I can remember playing PC games at 11 years old. However, being the keen gamer that I was, the games I played always needed more memory than I had access to – so I had to find workarounds.
Around the same time, I kept encountering another problem: the fact that you could only connect one computer to the internet at a time. So I found myself turning old PCs into a Linux-based gateway – making the internet connection shareable (much to my friends and family’s delight!). For me, “it doesn’t work” wasn’t part of my vocabulary. I made it work – or found out how – one way or another.
Connecting A GPS To The Internet
This attitude came in handy during my university studies in Ghent, where I did a Master’s in ICT. I learned lots of theory: about information protocols, mathematical models, and development.

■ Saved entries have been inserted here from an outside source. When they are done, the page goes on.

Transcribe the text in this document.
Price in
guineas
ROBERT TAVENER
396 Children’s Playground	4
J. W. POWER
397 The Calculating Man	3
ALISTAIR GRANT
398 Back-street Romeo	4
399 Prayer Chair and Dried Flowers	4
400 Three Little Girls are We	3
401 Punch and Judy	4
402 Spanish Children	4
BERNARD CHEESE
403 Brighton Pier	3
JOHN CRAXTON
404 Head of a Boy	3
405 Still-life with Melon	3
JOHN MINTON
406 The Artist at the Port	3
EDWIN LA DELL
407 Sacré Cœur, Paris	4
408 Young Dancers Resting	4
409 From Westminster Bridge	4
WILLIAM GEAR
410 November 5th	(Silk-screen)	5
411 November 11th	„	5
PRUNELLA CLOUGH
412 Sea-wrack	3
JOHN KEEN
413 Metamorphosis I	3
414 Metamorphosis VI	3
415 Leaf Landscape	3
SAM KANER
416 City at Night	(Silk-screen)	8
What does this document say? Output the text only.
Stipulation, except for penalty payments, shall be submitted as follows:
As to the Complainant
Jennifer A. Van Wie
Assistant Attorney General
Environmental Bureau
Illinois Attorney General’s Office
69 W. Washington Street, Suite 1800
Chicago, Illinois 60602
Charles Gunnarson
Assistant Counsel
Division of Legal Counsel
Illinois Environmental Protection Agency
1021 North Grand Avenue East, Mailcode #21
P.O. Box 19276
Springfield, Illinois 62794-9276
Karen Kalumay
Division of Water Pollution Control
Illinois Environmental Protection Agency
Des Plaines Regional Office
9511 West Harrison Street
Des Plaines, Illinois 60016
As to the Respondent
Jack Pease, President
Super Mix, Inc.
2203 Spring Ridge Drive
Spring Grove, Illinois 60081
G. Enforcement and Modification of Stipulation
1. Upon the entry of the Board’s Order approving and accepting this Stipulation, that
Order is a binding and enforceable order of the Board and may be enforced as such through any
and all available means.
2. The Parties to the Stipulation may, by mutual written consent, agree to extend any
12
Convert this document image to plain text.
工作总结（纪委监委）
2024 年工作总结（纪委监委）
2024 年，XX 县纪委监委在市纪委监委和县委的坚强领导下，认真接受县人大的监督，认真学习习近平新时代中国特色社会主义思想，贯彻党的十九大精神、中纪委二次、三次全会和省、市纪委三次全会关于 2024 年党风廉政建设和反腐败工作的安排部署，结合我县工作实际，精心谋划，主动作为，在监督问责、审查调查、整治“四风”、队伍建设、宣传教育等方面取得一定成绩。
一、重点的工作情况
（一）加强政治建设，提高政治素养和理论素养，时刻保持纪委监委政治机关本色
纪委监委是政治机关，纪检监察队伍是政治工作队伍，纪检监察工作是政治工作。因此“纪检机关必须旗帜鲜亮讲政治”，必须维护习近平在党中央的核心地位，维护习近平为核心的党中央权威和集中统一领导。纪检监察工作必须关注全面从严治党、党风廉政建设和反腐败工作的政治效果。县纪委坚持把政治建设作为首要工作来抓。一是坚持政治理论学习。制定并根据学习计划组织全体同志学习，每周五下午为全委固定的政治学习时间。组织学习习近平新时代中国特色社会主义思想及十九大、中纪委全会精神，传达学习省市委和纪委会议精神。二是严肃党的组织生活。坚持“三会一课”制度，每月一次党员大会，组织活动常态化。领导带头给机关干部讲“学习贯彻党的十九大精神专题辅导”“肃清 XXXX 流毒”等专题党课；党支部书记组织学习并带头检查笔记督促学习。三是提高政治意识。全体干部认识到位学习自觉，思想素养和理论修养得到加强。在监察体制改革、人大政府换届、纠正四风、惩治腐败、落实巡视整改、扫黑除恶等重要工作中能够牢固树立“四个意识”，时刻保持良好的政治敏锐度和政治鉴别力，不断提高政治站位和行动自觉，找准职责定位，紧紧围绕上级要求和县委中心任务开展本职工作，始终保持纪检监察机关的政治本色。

So, naturally, at the end of my studies I had to choose the most practical thesis I could.
My chosen subject involved what was then a burgeoning technology – connecting GPS receivers to the internet. This was back in 2002, at the dawn of the mobile web, when phones were a lot different (much more basic, heavier, and virtually indestructible -- case in point: the Nokia 3310).
The thesis’ focus was that a GPS connected to the internet could greatly help surveyors get a more precise geographic positioning. While a standard GPS would give a precision interval of about 10-15 metres, by connecting that GPS to the internet, the accuracy would improve immensely.
For me, this topic was both tangible and practical. It wasn’t called IoT (the Internet of Things) at that time – but that's exactly what it was. This thesis taught me that by connecting things to the internet, analysing data, and making things better – you could get more accurate results.
This knowledge soon became a driving factor for me – fuelling my professional ambitions.
Pen & Paper Factories
When I began working in 2004, my primary focus was centralising data and applications. I also worked with thin client technology – centralising computers on a few servers, and taking the screen on-site, making it easier to do hardware replacements and standardise resources from a company perspective.
I also worked with a few industrial companies at the time – many of which operated and were stuck in a very old-fashioned way of working – not just old infrastructure, but recording things on pen and paper.
While many industrial companies were reluctant to change – citing arguments like "this is how it’s always been” and “if it’s not broken, don’t fix it!” just didn’t wash with me. I could see that these businesses needed to evolve in order to stay competitive – and there was something I could do to change that.
The Birth Of Inimco
My aim was now set in stone: to apply IT best practices to the factory floor. However, it was clear that there was a lot of work to do – not just in terms of IT and machinery, but in helping people come to terms with new technology and embrace it to improve their operations.
Me and Peter, Inimco’s other founder, both agreed that there were many improvements to be made in industrial environments and we saw an opportunity to do this with cloud technology, IoT, and modern applications.
Together, we made it clear that we were not going to be just another IT development company. Given our shared vision, past collaboration, and IT background, we now wanted to look through the industrial world's eyes – to understand how things worked on the production floor and to understand real business needs. This is the one thing that hasn’t changed for us since we founded the company.
We embarked on a mission to fully understand the manufacturing world – and to this day, that's what Inimco is about.
Our solutions continue to help manufacturing companies, machine builders, and OEMs gain insights into their machine and productivity data, improve operational efficiency and offer data driven services by leveraging Industrial IoT solutions based on MS Azure.